Не он составлял ее план

Он не принадлежал к числу тех, кто хранил эту тайну

Он не принимал участия в печальной кончине императора (Бенигсен, с.127).

Следуя логике рассуждений, мы можем найти человека, который с полной противоположностью подходит под все эти три критерия настоящего виновника. Это Пален. У людей, живущих спустя два века после всех этих событий, благодаря барону Гейкингу есть хорошая возможность спросить у Палена, как он оценивает свою роль в заговоре. На это звучит ответ человека, полностью уверенного в своей правоте: «Я поздравляю себя с этим поступков, считая его своей величайшей заслугой перед государством» (Гейкинг, с. 258).

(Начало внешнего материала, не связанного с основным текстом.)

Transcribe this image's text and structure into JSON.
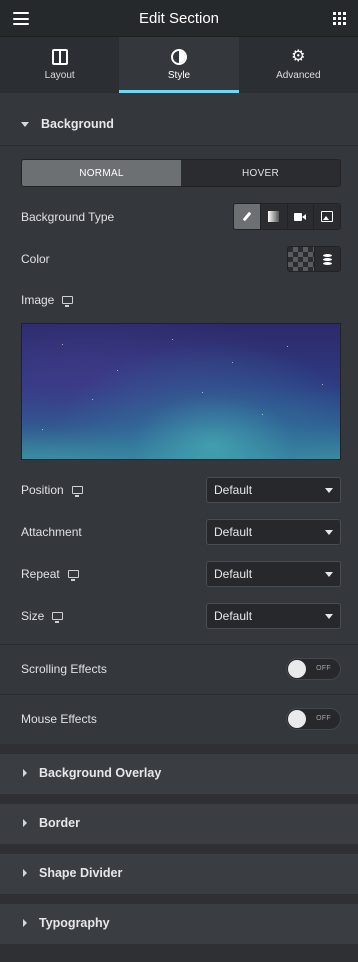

Резюмируя сказанное, идею переворота поддержали: Бенигсен, Пален, Чарторыйский и Ланжерон (то есть, те, кто был недоволен политикой Павла Первого), а также Фонвизин. Саблуков, Ливен и Гейкинг не принимают аргументы в пользу переворота и переживают его очень остро. Коцебу выглядит беспристрастным, но его отношение к перевороту - отрицательное.

С полным хладнокровием к факту убийства относится лишь граф Пален. Все остальные пролитие крови не одобряют.

. Реакция народа на события 11 марта

Во-первых, следует отметить, что об убийстве никто открыто не говорил. Об этом сообщает Коцебу: «Хотя каждый знал, какою смертью умер император, но открыто говорили только об апоплектическом ударе» (Коцебу, с. 354).

Фонвизин придерживается мнения, что «порядочные люди России не одобряя средства, которым они избавились от тирании Павла, радовались его падению» (Фонвизин, с. 169). Он согласен с тем, что перемена была долгожданной не для всех: «Восторг изъявило однако одно дворянство, прочие сословия приняли эту весть довольно равнодушно».

Коцебу говорит, что «рано поутру на рассвете, царствовала мертвая тишина. Передавали друг другу на ухо, что что-то произошло» (Коцебу, с. 354).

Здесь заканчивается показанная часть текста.